With every contraction, I would open the stopwatch app and wait for the pain to subside so I could press start. But when the pain subsided, I was so relieved I would forget to press start. Or if I pressed start, when the pain started up again, I was so distraught I would forget to press stop. Turns out the stopwatch app was not very helpful. 

Turns out the whole plan wasn’t very helpful. I panicked at some point during the night, remembering all those times R- complained there was no space for him in the condo to have a home office and when I suggested the basement, he said the internet would be spotty down there. Spotty internet in the basement? Crap. 

The contractions were so bad I wanted to scream. Do you know what my first thought was? Don’t scream: you might wake R-. And not because I wanted him to sleep. I know you’ll think I’m cruel I didn’t care if he slept or not. But the reason I didn’t want to wake him was that if I did, he would have been so angry, and I feared what he would have done, what he would have withheld, what he would have made me do had he been stirred out of his slumber. 

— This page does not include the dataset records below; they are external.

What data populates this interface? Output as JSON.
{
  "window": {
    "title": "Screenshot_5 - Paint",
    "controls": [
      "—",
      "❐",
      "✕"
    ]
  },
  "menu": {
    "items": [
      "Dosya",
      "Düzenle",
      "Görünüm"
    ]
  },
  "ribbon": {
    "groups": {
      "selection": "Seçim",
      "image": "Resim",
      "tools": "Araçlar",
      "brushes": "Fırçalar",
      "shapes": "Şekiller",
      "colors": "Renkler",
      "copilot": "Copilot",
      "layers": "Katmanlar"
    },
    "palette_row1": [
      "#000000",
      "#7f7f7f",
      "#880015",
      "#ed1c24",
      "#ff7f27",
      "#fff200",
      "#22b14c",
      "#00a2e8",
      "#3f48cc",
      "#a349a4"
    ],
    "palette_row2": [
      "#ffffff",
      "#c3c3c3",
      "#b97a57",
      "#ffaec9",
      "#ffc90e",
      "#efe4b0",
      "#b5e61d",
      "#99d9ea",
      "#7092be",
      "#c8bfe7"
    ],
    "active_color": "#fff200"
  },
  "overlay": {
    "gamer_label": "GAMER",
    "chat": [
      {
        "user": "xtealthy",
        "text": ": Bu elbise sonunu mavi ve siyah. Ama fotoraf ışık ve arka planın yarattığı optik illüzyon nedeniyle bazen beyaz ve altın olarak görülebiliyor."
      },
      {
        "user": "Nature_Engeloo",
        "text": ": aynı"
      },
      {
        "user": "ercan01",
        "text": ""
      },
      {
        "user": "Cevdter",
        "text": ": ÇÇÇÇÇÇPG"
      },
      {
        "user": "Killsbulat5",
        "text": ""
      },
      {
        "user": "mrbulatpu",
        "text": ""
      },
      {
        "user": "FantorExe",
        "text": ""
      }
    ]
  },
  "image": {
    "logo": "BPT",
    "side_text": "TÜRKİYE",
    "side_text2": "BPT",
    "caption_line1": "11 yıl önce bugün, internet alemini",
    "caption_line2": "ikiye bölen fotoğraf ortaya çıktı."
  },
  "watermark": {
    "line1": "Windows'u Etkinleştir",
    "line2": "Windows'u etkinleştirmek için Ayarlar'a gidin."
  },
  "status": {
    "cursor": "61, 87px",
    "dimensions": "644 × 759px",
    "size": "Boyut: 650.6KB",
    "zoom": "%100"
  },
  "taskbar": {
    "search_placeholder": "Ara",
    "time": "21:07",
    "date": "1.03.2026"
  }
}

I know what you’re thinking. R- doesn’t get angry. You’re saying to yourself you’ve never heard him shout. He’s never gotten into a single fight. This doesn’t sound like him at all. And you’re right. This isn’t that kind of story. He doesn’t shout. He doesn’t hit. He doesn’t rage outwardly. When Richard’s angry, he leaves me in the basement alone when I’m in labor, and he makes me think it was my fault. 

Is it my fault FaceTime didn’t work when I finally had to use it? Is it my fault I had to climb those stairs on my own and scream for R- to wake up? And I know it upsets you that I’m blaming him. It was the internet’s fault. How could I blame him? How was he to know the internet wouldn’t work? He had done everything in his power to hook up this elaborate system so that I could reach him. But . . . technology. Everyone knows technology will let you down. 

But you know what? It wasn’t the internet. That’s not why FaceTime didn’t work. FaceTime did work. I did exactly what I was supposed to do. The reason it didn’t work, the reason R- didn’t wake up, the reason I had to climb those stairs on my own is because R- had turned his ringer off.•


Christine Birbalsingh is a second-generation Caribbean Canadian mixed-race Toronto-based writer. This is an excerpt from her work in progress, Couples’ Therapy.